At 08.48 -0300 0-09-23, Jaci Junior wrote:
> Dear reader, Is there a function that takes an "IO String" and
>make it into String?
To have a function IO(String) -> String would contradict the very idea of
Haskell being a pure language: IO isn't pure, so if such a conversion
function was available, it would be possible to have impure IO-functions
without an IO attached to their type. So once you have put in an IO
somewhere, you are stuck with it.
This is not much of a problem though, because Haskell uses monads to
describe IO, and one way to characterize monads is that these are objects
that have the ability to always extend regular code to the code of the type
the monad describes. So regular code can always be converted into IO code,
using the monad properties. The simplest way to think about the IO monad is
perhaps that this is a way to tell the Haskell type system that IO is
taking place in the functions in question.

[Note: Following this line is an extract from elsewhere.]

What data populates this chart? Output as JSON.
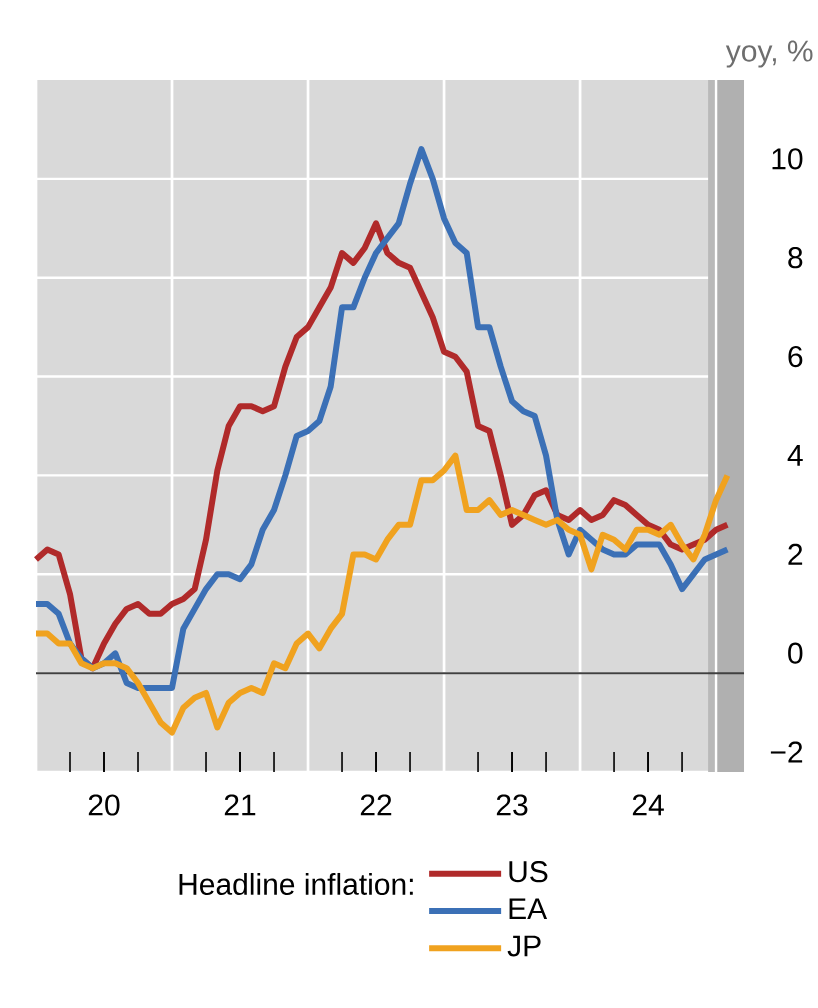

Monads do not commute, for example creating lists can also be thought of as
being a monad (the monoid monad). Then IO([a]) is an IO involving a list
object, whereas [IO(a)] is a list of potential IO actions.
If you have an object
x :: IO String
then you can use it as though it was a string by
do { s <- x; ... } -- s will be of type String.
Alternatively, you can pipe IO objects by
x >> y -- y does not use output from x
x >>= y -- y uses output from x
return s -- if value returned is not already IO, put in a "return".
In fact, a monad M is (mathematically) a triple (F, iota, mu), where F is
an endo-functor of a category C, and "iota" and "mu" are natural
transformations of this category to itself. Here, "iota" is called the unit
and "mu" the multiplication of the monad, named so because in the
endo-category End(C), a monad is just a free monoid, with set F, unit iota,
and multiplication mu.
In the case of the IO monad, iota = return, and mu = (>>=) (or rather a
variation which is a set-theoretic rewrite of the so called Kleisli
multiplication). The IO functor in Haskell is really the type function that
associates the type "a" with IO(a) (not to be confused with "return" which
takes a _values_ and convert them to IO(a) values), plus a function
map :: (a -> b) -> (f a -> f b)
just as in the case of the class Functor in the Prelude (where it is name
"fmap").
Now, if one has the data
class Monad m where
return :: a -> m a
(>>=) :: m a -> (a -> m b) -> m b
then one derive the function "map", just as is done in the module Monad,
where it is called "liftM". Thus, the functor part F of the triple M = (F,
iota, mu) can be derived, and in Haskell programming, people tend to forget
about it. The ">>", and "fail" (as well as the "do" construct named above)
are just put in order to simplify programming.